TRPV4 is a polymodal ion channel that is expressed at high levels in the kidney, liver, lung, heart, and central nervous system. It is activated by a variety of stimuli, including warm temperatures and hypotonicity. TRPV4 is involved in pulmonary edema induced by heart failure. It is also implicated in several physiological and pathophysiological conditions, such as pain, genetic motor neuron disorders, cardiovascular disease, and osteoarthritis.
TRPV4 antagonism may provide significant clinical benefits for many of these disorders. It is being considered as a clinical target for treating ventilator-induced lung injury, inflammatory and neuropathic pain, bladder dysfunctions, congestive heart failure, motor neuron disorders, and osteoarthritis.
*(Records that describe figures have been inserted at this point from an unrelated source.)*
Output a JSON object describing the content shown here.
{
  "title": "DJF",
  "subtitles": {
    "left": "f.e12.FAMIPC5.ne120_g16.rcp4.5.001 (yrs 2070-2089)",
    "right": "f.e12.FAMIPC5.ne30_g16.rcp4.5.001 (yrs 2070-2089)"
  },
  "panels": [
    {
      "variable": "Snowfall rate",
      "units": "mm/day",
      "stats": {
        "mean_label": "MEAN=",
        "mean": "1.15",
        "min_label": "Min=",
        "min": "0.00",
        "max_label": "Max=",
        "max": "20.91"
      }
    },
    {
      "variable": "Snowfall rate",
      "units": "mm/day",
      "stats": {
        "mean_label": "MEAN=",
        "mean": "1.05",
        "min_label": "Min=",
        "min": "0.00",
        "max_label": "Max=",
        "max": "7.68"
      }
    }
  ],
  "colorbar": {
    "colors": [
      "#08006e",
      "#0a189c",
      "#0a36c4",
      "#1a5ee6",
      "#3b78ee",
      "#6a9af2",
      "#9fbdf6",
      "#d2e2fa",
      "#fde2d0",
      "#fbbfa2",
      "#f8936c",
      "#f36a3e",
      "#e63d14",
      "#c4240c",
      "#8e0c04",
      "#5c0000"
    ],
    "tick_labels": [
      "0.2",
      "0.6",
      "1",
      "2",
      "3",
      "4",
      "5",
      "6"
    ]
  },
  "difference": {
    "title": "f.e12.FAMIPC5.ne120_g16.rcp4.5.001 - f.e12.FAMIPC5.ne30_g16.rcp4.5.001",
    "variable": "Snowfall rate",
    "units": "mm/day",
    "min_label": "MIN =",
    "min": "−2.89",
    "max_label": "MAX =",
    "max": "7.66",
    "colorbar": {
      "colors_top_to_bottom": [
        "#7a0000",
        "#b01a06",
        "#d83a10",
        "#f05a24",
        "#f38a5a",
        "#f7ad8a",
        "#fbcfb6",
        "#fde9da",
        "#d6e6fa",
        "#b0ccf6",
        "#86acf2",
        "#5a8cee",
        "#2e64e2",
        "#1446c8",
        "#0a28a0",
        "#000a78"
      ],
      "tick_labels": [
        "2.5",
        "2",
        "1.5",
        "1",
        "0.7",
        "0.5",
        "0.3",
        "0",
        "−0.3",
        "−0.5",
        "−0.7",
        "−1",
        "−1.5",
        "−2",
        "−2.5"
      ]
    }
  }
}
The inventors describe 77 compounds of formula 1. Structures 2–4 are randomly selected representative examples. They were subjected to the following biological assays:
- ligand-gated assay,
- hypotonicity assay (baby hamster kidney cells),
- fluorescent imaging plate reader assay, and
- patch clamp experiments.
All of the examples described in the patent application exhibited TRPV4 biological activity in the ligand-gated assay. IC50 values ranged from 0.001 nM to 1 μM. (GlaxoSmithKline [Philadelphia]. WIPO Publication 2012174342, Dec. 20, 2012; Ahmed F. Abdel-Magid)
This patent was originally reviewed in ACS Medicinal Chemistry Letters.